BALTIMORE — In 1942, the Gestapo started circulating wanted posters throughout Vichy France, offering a reward for the capture of “the woman with a limp. She is the most dangerous of all Allied spies and we must find and destroy her.”
The woman was Virginia Hall, a Baltimore native working for the British intelligence agency, and the limp was the result of a wooden left leg. The limb had been amputated below the knee about a decade earlier after she stumbled and blasted her foot with a shotgun while hunting in Turkey.
The injury derailed Mrs. Hall’s dream of becoming a Foreign Service officer because the State Department wouldn’t hire amputees. But it didn’t prevent her from becoming one of the most celebrated spies of World War II.
On Tuesday, the French and British ambassadors honored Mrs. Hall, who died in 1982 at age 78, at a ceremony in Washington where a privately commissioned painting of Mrs. Hall in action will be put on display.
British Ambassador David Manning planned to present a certificate signed by King George VI to Mrs. Hall’s niece, Lorna Catling. Mrs. Hall should have received the document in 1943, when she was made a Member of the Order of the British Empire.
“I think it was ironic that the State Department turned her down because she was an amputee, and here she went on and did all this other stuff,” said Mrs. Catling, who lives in Baltimore.
Mrs. Hall was living in Paris when the Nazis invaded in 1940, and she decamped for London, where she was recruited by the British paramilitary service known as the Special Operations Executive. Fluent in French, she became the SOE’s first female field operative.
Mrs. Hall was “the heartbeat” of the French Resistance in Lyon, where she was based during her first undercover stint, said Judith L. Pearson, whose biography of Mrs. Hall, “Wolves at the Door: The True Story of America’s First Female Spy,” was published last year.
“Any agent from London came through her flat. She coordinated them with Resistance members,” Miss Pearson said. “Most agents only stayed about three months in the field. She stayed 15 months.”
But those wanted posters made her situation untenable, and she was forced to flee, on foot, through the snowy Pyrenees into Spain. During the journey, she sent a lighthearted radio message to London, reporting that “Cuthbert” — her nickname for her prosthetic leg — was giving her trouble.

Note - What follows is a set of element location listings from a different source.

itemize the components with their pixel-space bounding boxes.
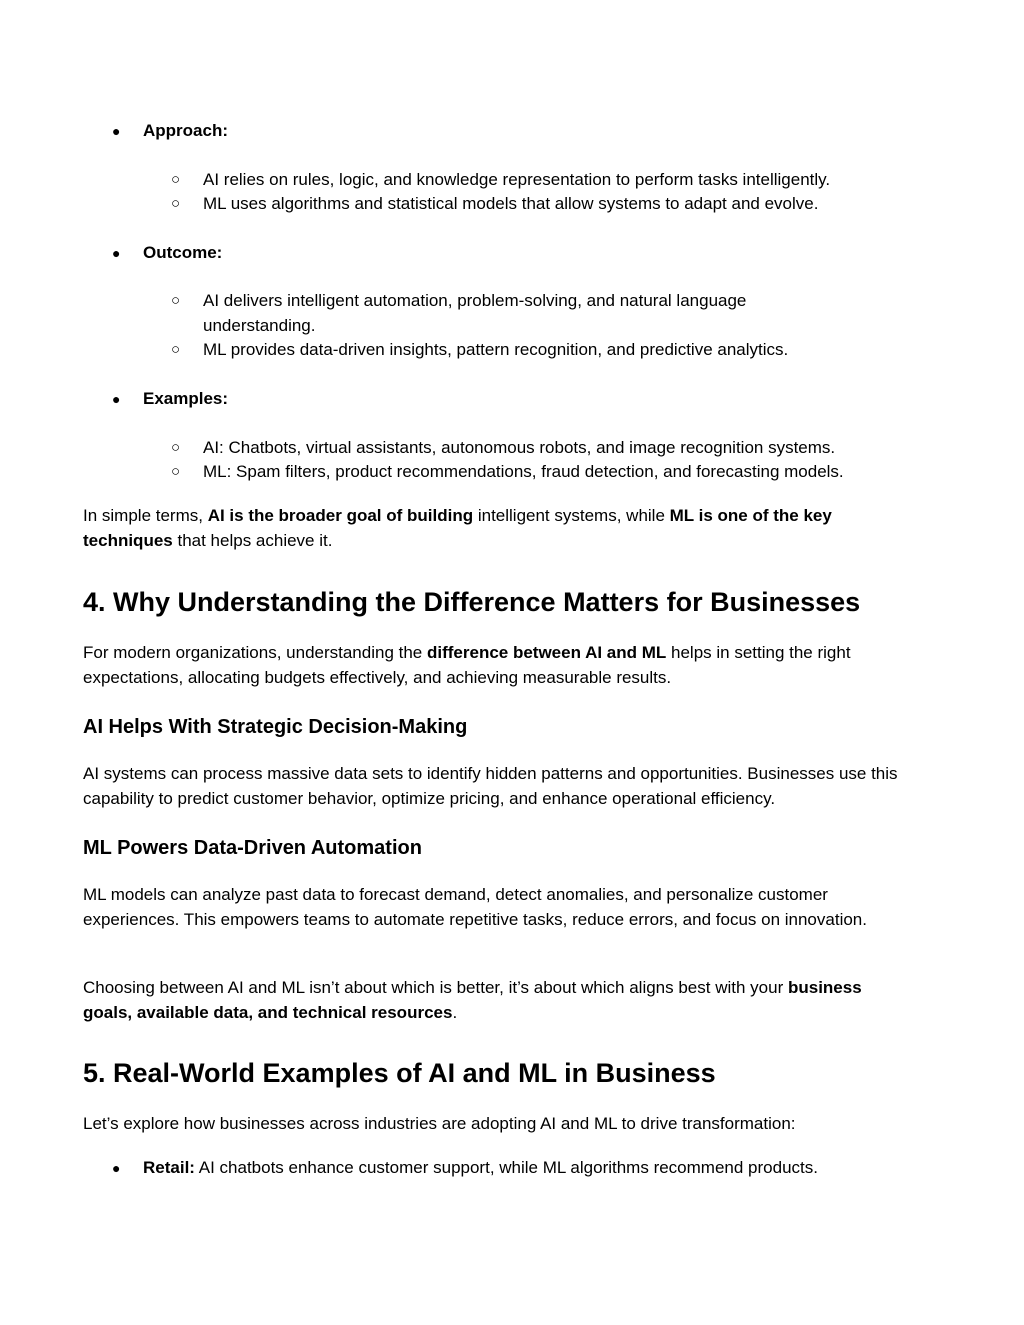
sub-bullet-icon: ○ xyxy=(171,439,181,456)
list-label: Outcome: xyxy=(143,243,223,262)
sub-list-item: AI: Chatbots, virtual assistants, autonomous robots, and image recognition systems. xyxy=(203,438,836,457)
sub-bullet-icon: ○ xyxy=(171,195,181,212)
paragraph-ml-automation: ML models can analyze past data to forecast demand, detect anomalies, and personalize customer experiences. This empowers teams to automate repetitive tasks, reduce errors, and focus on innovation. xyxy=(83,885,867,929)
paragraph-ai-strategic: AI systems can process massive data sets to identify hidden patterns and opportunities. Businesses use this capability to predict customer behavior, optimize pricing, and enhance operational efficiency. xyxy=(83,764,898,808)
list-item-outcome xyxy=(143,241,923,266)
list-item-approach xyxy=(143,119,923,144)
bullet-icon: ● xyxy=(112,123,121,139)
list-label: Examples: xyxy=(143,389,229,408)
subheading-ai-strategic: AI Helps With Strategic Decision-Making xyxy=(83,716,468,738)
sub-list-item: AI relies on rules, logic, and knowledge representation to perform tasks intelligently. xyxy=(203,170,831,189)
section-4-heading: 4. Why Understanding the Difference Matters for Businesses xyxy=(83,587,861,617)
bullet-icon: ● xyxy=(112,391,121,407)
bullet-icon: ● xyxy=(112,245,121,261)
subheading-ml-automation: ML Powers Data-Driven Automation xyxy=(83,837,422,859)
list-item-examples xyxy=(143,387,923,412)
section-5-heading: 5. Real-World Examples of AI and ML in Business xyxy=(83,1058,716,1088)
sub-bullet-icon: ○ xyxy=(171,171,181,188)
sub-bullet-icon: ○ xyxy=(171,292,181,309)
section-4-intro: For modern organizations, understanding the difference between AI and ML helps in setting the right expectations, allocating budgets effectively, and achieving measurable results. xyxy=(83,643,851,687)
bullet-icon: ● xyxy=(112,1160,121,1176)
sub-list-item: ML: Spam filters, product recommendations, fraud detection, and forecasting models. xyxy=(203,462,844,481)
list-item-retail: Retail: AI chatbots enhance customer support, while ML algorithms recommend products. xyxy=(143,1158,818,1177)
summary-paragraph: In simple terms, AI is the broader goal of building intelligent systems, while ML is one of the key techniques that helps achieve it. xyxy=(83,506,832,550)
sub-list-item: ML provides data-driven insights, pattern recognition, and predictive analytics. xyxy=(203,340,789,359)
list-label: Approach: xyxy=(143,121,228,140)
section-5-intro: Let’s explore how businesses across industries are adopting AI and ML to drive transformation: xyxy=(83,1114,796,1133)
section-4-closing: Choosing between AI and ML isn’t about which is better, it’s about which aligns best with your business goals, available data, and technical resources. xyxy=(83,978,862,1022)
sub-list-item: AI delivers intelligent automation, problem-solving, and natural language understanding. xyxy=(203,291,747,335)
sub-bullet-icon: ○ xyxy=(171,463,181,480)
sub-bullet-icon: ○ xyxy=(171,341,181,358)
sub-list-item: ML uses algorithms and statistical models that allow systems to adapt and evolve. xyxy=(203,194,819,213)
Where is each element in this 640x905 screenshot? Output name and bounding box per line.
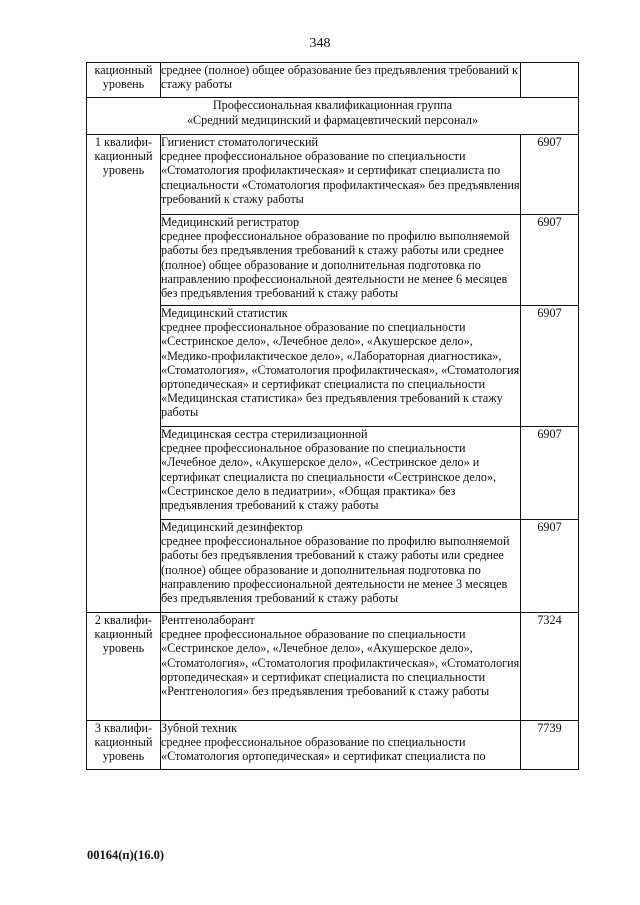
level-cell: 2 квалифи-кационный уровень [87, 613, 161, 721]
salary-cell [521, 63, 579, 98]
position-requirements: среднее профессиональное образование по специальности «Стоматология профилактическая» и сертификат специалиста по специальности «Стоматология профилактическая» без предъявления требований к стажу работы [161, 149, 520, 206]
level-cell-empty [87, 427, 161, 520]
description-cell [161, 721, 521, 770]
table-row [87, 427, 579, 520]
level-cell-empty [87, 306, 161, 427]
position-title: Зубной техник [161, 721, 238, 735]
description-cell [161, 306, 521, 427]
group-heading-line1: Профессиональная квалификационная группа [212, 98, 453, 112]
position-requirements: среднее профессиональное образование по специальности «Сестринское дело», «Лечебное дело», «Акушерское дело», «Медико-профилактическое дело», «Лабораторная диагностика», «Стоматология», «Стоматология профилактическая», «Стоматология ортопедическая» и сертификат специалиста по специальности «Медицинская статистика» без предъявления требований к стажу работы [161, 320, 520, 420]
description-cell [161, 427, 521, 520]
position-title: Рентгенолаборант [161, 613, 255, 627]
salary-cell: 6907 [521, 520, 579, 613]
salary-cell: 6907 [521, 427, 579, 520]
table-row [87, 63, 579, 98]
page-number: 348 [309, 36, 331, 51]
level-cell: 3 квалифи-кационный уровень [87, 721, 161, 770]
table-row [87, 306, 579, 427]
table-row [87, 215, 579, 306]
table-row [87, 613, 579, 721]
salary-cell: 6907 [521, 306, 579, 427]
position-requirements: среднее профессиональное образование по специальности «Лечебное дело», «Акушерское дело», «Сестринское дело» и сертификат специалиста по специальности «Сестринское дело», «Сестринское дело в педиатрии», «Общая практика» без предъявления требований к стажу работы [161, 441, 497, 513]
document-code: 00164(п)(16.0) [87, 848, 164, 862]
description-cell [161, 215, 521, 306]
level-cell-empty [87, 520, 161, 613]
position-requirements: среднее профессиональное образование по специальности «Стоматология ортопедическая» и сертификат специалиста по [161, 735, 486, 764]
level-cell: 1 квалифи-кационный уровень [87, 135, 161, 215]
group-heading-row [87, 98, 579, 135]
position-requirements: среднее профессиональное образование по профилю выполняемой работы без предъявления требований к стажу работы или среднее (полное) общее образование и дополнительная подготовка по направлению профессиональной деятельности не менее 3 месяцев без предъявления требований к стажу работы [161, 534, 510, 606]
level-cell-empty [87, 215, 161, 306]
position-requirements: среднее профессиональное образование по специальности «Сестринское дело», «Лечебное дело», «Акушерское дело», «Стоматология», «Стоматология профилактическая», «Стоматология ортопедическая» и сертификат специалиста по специальности «Рентгенология» без предъявления требований к стажу работы [161, 627, 520, 699]
table-row [87, 721, 579, 770]
group-heading-line2: «Средний медицинский и фармацевтический персонал» [186, 112, 479, 127]
table-row [87, 135, 579, 215]
salary-cell: 7324 [521, 613, 579, 721]
position-title: Медицинский статистик [161, 306, 288, 320]
description-cell [161, 613, 521, 721]
position-title: Медицинский дезинфектор [161, 520, 303, 534]
salary-cell: 6907 [521, 215, 579, 306]
group-heading [87, 98, 579, 135]
level-cell: кационный уровень [87, 63, 161, 98]
position-requirements: среднее профессиональное образование по профилю выполняемой работы без предъявления требований к стажу работы или среднее (полное) общее образование и дополнительная подготовка по направлению профессиональной деятельности не менее 6 месяцев без предъявления требований к стажу работы [161, 229, 510, 301]
position-title: Гигиенист стоматологический [161, 135, 319, 149]
position-title: Медицинский регистратор [161, 215, 300, 229]
description-cell [161, 520, 521, 613]
qualification-table [86, 62, 579, 770]
description-cell [161, 135, 521, 215]
description-cell: среднее (полное) общее образование без предъявления требований к стажу работы [161, 63, 521, 98]
position-title: Медицинская сестра стерилизационной [161, 427, 368, 441]
table-row [87, 520, 579, 613]
salary-cell: 6907 [521, 135, 579, 215]
salary-cell: 7739 [521, 721, 579, 770]
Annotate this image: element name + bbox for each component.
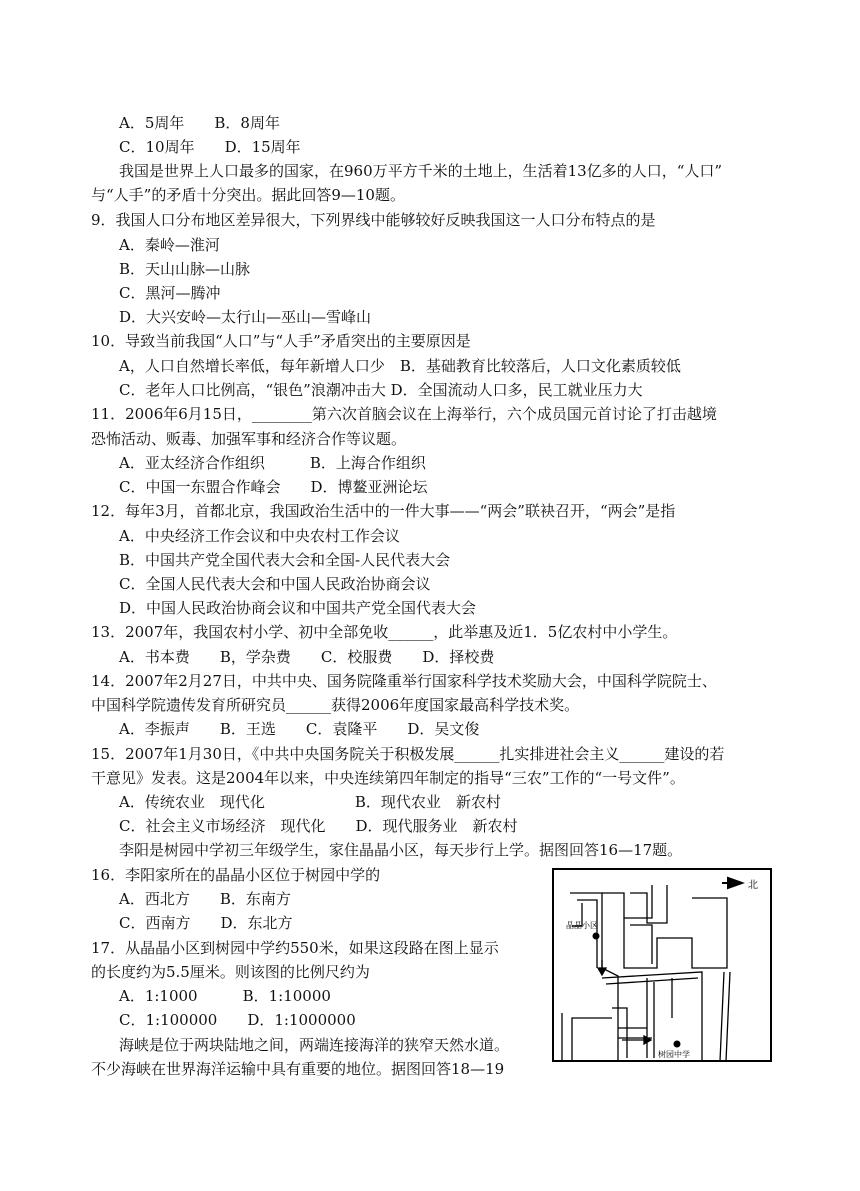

Her commanders didn’t understand the reference, and their reply suggested the gravity of Mrs. Hall’s circumstances and her value to the Allied cause: “If Cuthbert troublesome eliminate him.”
Back in London, she joined the American Office of Strategic Services — the precursor to the CIA — and returned to France in 1944, disguised as an elderly peasant. She located drop zones where money and weapons could be passed on to Resistance fighters, and later, as the Germans began to retreat, she coordinated guerrilla warfare. Her teams destroyed bridges, derailed freight trains and killed scores of German soldiers.
“I would certainly put her name in the pantheon of people who distinguished themselves in intelligence,” said Peter Earnest, executive director of the International Spy Museum, which has an exhibit devoted to Mrs. Hall.
The painting of Mrs. Hall, by Jeffrey Bass, shows her in radio contact with the Allies from a barn, with one of her captains, Edmund Lebrat, using a modified bicycle to power the radio. It’s titled “Les marguerites fleurenont ce soir” (“The Daisies Will Bloom Tonight”) after a code phrase for parachute drops.
Erik Kirzinger of Madison, N.C., an advocate for greater recognition of the heroics of covert operatives, spearheaded the ceremony, held at the home of French Ambassador Jean-David Levitte.